Tenho vários livros publicados. Crônicas Memórias, 2002 (Scortecci); Pauliceia Ignorada (Scortecci), 2005 – histórias reais de personagens anônimos da cidade de São Paulo. Sem Remetente, 2009 (Scortecci) prêmio de 2º lugar categoria romance no Concurso de Literatura UBE - RJ / 2010. O silêncio faz parte da resistência, 2012 (Intermeios Editora); Eu não sabia, 2016 (Chiado Editora).
Que história é essa, vovó? é o primeiro livro para o público infantil.
Meu nome inteiro é Maria Antonieta Pereira de Almeida Figueiredo Mello, apelido Neta (nêta). Sou bacharel, licenciada e pós-graduada em História pela PUC-SP. Trabalhei como professora de História e Atualidades em escolas particulares e como voluntária em projetos ligados à educação.

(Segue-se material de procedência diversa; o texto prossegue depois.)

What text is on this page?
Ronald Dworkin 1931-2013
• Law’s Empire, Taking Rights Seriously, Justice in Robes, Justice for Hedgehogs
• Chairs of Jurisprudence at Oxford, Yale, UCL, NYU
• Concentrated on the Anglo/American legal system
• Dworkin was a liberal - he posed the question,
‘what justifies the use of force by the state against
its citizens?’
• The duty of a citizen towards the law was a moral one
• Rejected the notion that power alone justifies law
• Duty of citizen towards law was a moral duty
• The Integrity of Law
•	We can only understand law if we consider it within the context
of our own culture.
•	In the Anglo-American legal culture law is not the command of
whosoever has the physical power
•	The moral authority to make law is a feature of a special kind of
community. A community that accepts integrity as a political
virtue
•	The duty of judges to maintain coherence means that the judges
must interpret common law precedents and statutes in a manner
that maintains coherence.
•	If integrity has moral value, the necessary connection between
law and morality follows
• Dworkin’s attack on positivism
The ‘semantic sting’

Trabalho com a memória, seja ela de um único personagem ou coletiva.
Após a publicação, tenho um projeto para levar o livro para escolas, contar as histórias e mostrar que todo mundo pode escrever sua própria história ou relatos que ouviu em algum momento da vida.

O que você acha da vida de escritor em um Brasil com poucos leitores e onde a leitura é pouco valorizada?
A valorização da leitura precisa partir dos pais, dos avós ou de quem cuida das crianças. Ler para um bebê de dois ou três meses por dez minutos todos os dias, mostrando as figuras, dando entonação às palavras e nomes, é um passo para a formar o gosto pela leitura. Acalma a criança e cria vínculos com quem cuida. Eu me lembro de meus avós e pais contando histórias, dos meus filhos pequenos que pediam repetidas vezes os mesmos livros. Criar o hábito de leitura é dar ferramentas para a vida. Melhores condições da Educação e projetos de leitura em biblioteca, parques, ONGs deveriam ser incentivados pelas grandes editoras.
Não é fácil ser escritor no Brasil. Ainda mais para quem tem mais de 60 anos!
Mandar originais para diversas editoras sem saber se serão lidos e avaliados; receber cartas-padrão de que a obra “não se encaixa no perfil editorial” da empresa. Ter que investir em pequenas tiragens por conta e risco. Deixar os livros em consignação em livrarias (muitas vezes sem receber depois de dois anos!). Essa é a realidade que os autores têm medo de contar. Aprendi a converter meus livros para e-book e coloquei na internet para vender. Banquei traduções que também estão à venda, com preços baixos, para que mais leitores tenham acesso. Em qualquer parte do mundo, escritores são valorizados, convidados para dar palestras. Precisamos mudar a mentalidade de que o escritor, no Brasil, é uma pessoa distante do povo, um intelectual que não conversa com seus leitores.

Como você ficou sabendo e chegou até a Scortecci Editora?
Em 2002, publiquei Crônicas Memórias pela Scortecci por indicação da Rebra – Rede de Escritoras Brasileiras – da qual faço parte.

O seu livro merece ser lido? Por quê? Alguma mensagem especial para seus leitores?
Penso que todo livro merece ser lido. A leitura precisa ser agradável, não uma obrigação. A mensagem que o Que história é essa, vovó? procura passar é que todo mundo têm alguma história para contar. As memórias são importantes bases para a construção da individualidade, para a socialização e criação de vínculos.